En 1957 se comprueban dos casos de Enfermedad de Chagas por hemotransfusión en el Hospital de Niños Ricardo Gutiérrez de Buenos Aires. CERISOLA decide entonces organizar el examen serológico de todos los dadores en ese Hospital. Por ese tiempo, en un baño cedido por el Servicio de Anatomía Patológica del Instituto Carlos G. Malbrán, y transformado en precario laboratorio comenzó a trabajar con los Dres. CERISOLA Y MANUEL ALVAREZ y la Sra. MARIA MENGHETTI, en calidad de ad-honorem, el estudiante de medicina MARIO FATALA CHBEN.
A fines de la década del 50 las autoridades del Ministerio de Salud ya habían reconocido la extensión y trascendencia del problema que significaba la Enfermedad de Chagas. Se formuló un plan de lucha integral en toda el área endémica. El programa piloto de eliminación de la vinchuca se llevó a cabo primero en las Provincias de La Rioja, Chaco y Catamarca. Se revisaron las actividades realizadas y se entregaron las primeras partidas de fondos para los programas de lucha. Desde ese entonces las actividades de lucha contra el vector y las de diagnóstico e investigación-produccion-docencia y tratamiento siguen caminos paralelos. En 1966 se centralizó el PROGRAMA NACIONAL DE LUCHA CONTRA LA ENFERMEDAD DE CHAGAS-MAZZA en virtud de la cual la Nación y las Provincias establecieron convenios de responsabilidad ejecutoria. El SERVICIO NACIONAL DE CHAGAS, concentrado en programas de lucha antivectorial, se trasladó a Córdoba en 1987.

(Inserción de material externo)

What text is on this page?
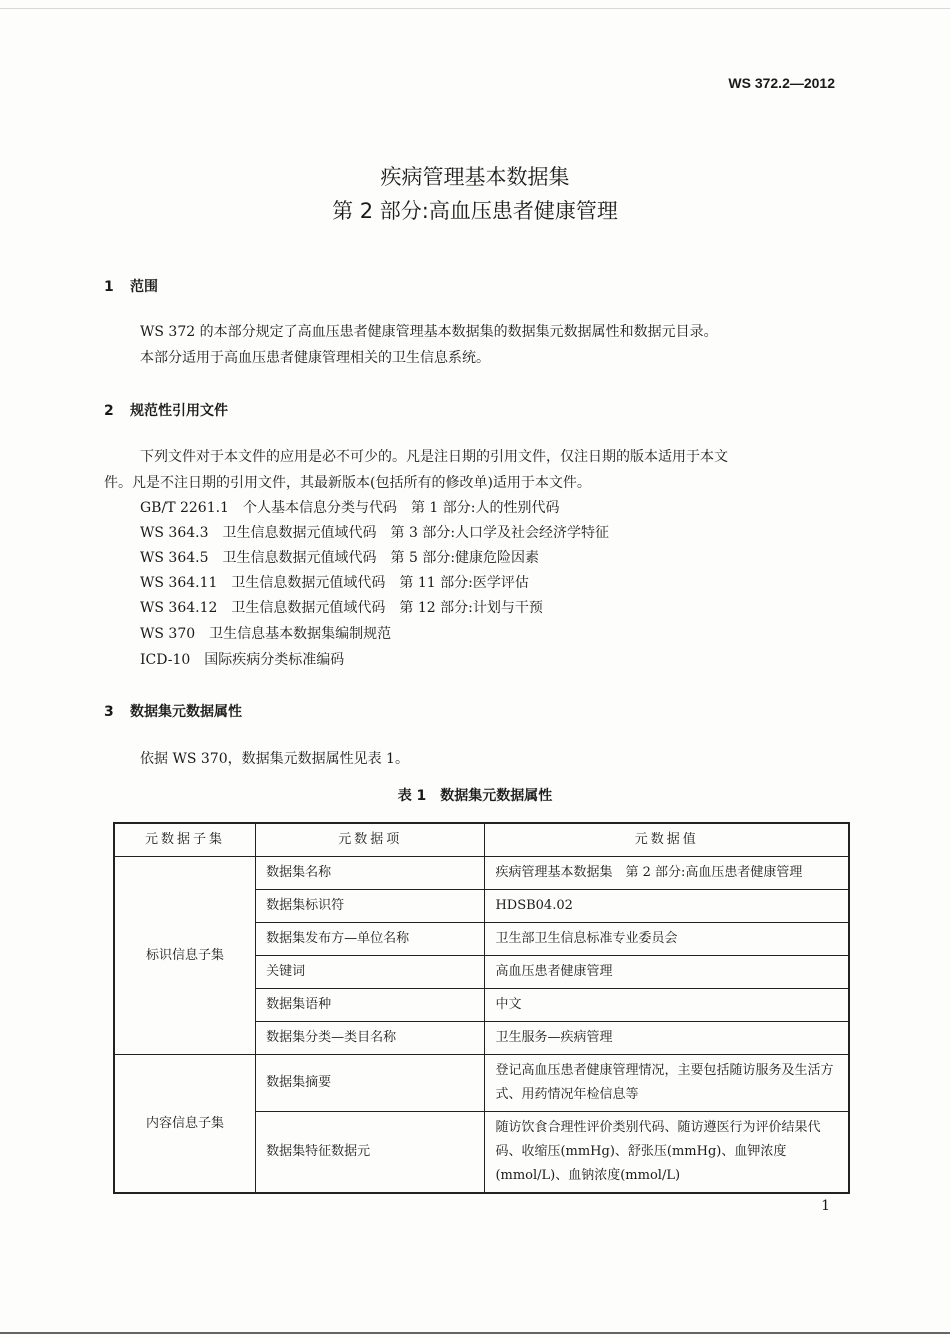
WS 372.2—2012
疾病管理基本数据集
第 2 部分:高血压患者健康管理
1 范围
WS 372 的本部分规定了高血压患者健康管理基本数据集的数据集元数据属性和数据元目录。
本部分适用于高血压患者健康管理相关的卫生信息系统。
2 规范性引用文件
下列文件对于本文件的应用是必不可少的。凡是注日期的引用文件，仅注日期的版本适用于本文
件。凡是不注日期的引用文件，其最新版本(包括所有的修改单)适用于本文件。
GB/T 2261.1　个人基本信息分类与代码　第 1 部分:人的性别代码
WS 364.3　卫生信息数据元值域代码　第 3 部分:人口学及社会经济学特征
WS 364.5　卫生信息数据元值域代码　第 5 部分:健康危险因素
WS 364.11　卫生信息数据元值域代码　第 11 部分:医学评估
WS 364.12　卫生信息数据元值域代码　第 12 部分:计划与干预
WS 370　卫生信息基本数据集编制规范
ICD-10　国际疾病分类标准编码
3 数据集元数据属性
依据 WS 370，数据集元数据属性见表 1。
表 1　数据集元数据属性
元数据子集	元数据项	元数据值
标识信息子集	数据集名称	疾病管理基本数据集　第 2 部分:高血压患者健康管理
	数据集标识符	HDSB04.02
	数据集发布方—单位名称	卫生部卫生信息标准专业委员会
	关键词	高血压患者健康管理
	数据集语种	中文
	数据集分类—类目名称	卫生服务—疾病管理
内容信息子集	数据集摘要	登记高血压患者健康管理情况，主要包括随访服务及生活方式、用药情况年检信息等
	数据集特征数据元	随访饮食合理性评价类别代码、随访遵医行为评价结果代码、收缩压(mmHg)、舒张压(mmHg)、血钾浓度(mmol/L)、血钠浓度(mmol/L)
1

El Laboratorio Sanitario, siempre a cargo de CERISOLA, se trasladó al edificio de la Av. Ing. Huergo 690. En 1962, el flamante médico FATALA CHABEN es contratado por la Dirección de Enfermedades Transmisibles para proseguir se trabajo en el Laboratorio. FATALA CHABEN se encarga de las técnicas de diagnóstico de la Enfermedad de Chagas y de un operativo de ensayo terapéutico de un preparado nitrofuránico contra la misma. Un día de junio de ese año, mientras trabajaba con formas altamente virulentas de T. cruzi, contrae la infección chagásica. El 22 de julio de 1962, a los 26 años, fallece a causa de una miocarditis aguda provocada por el mismo parásito que se había propuesto combatir. Su primer sueldo como laboratorista contratado lo recibe internado en el Hospital Ramos Mejía, dos días antes del desenlace fatal. Un año después, el 16 de julio de 1963, en póstumo homenaje, el Laboratorio Sanitario recibía el nombre "Dr. MARIO FATALA CHABEN", nombre que continúa identificando a nuestro actual Instituto Nacional.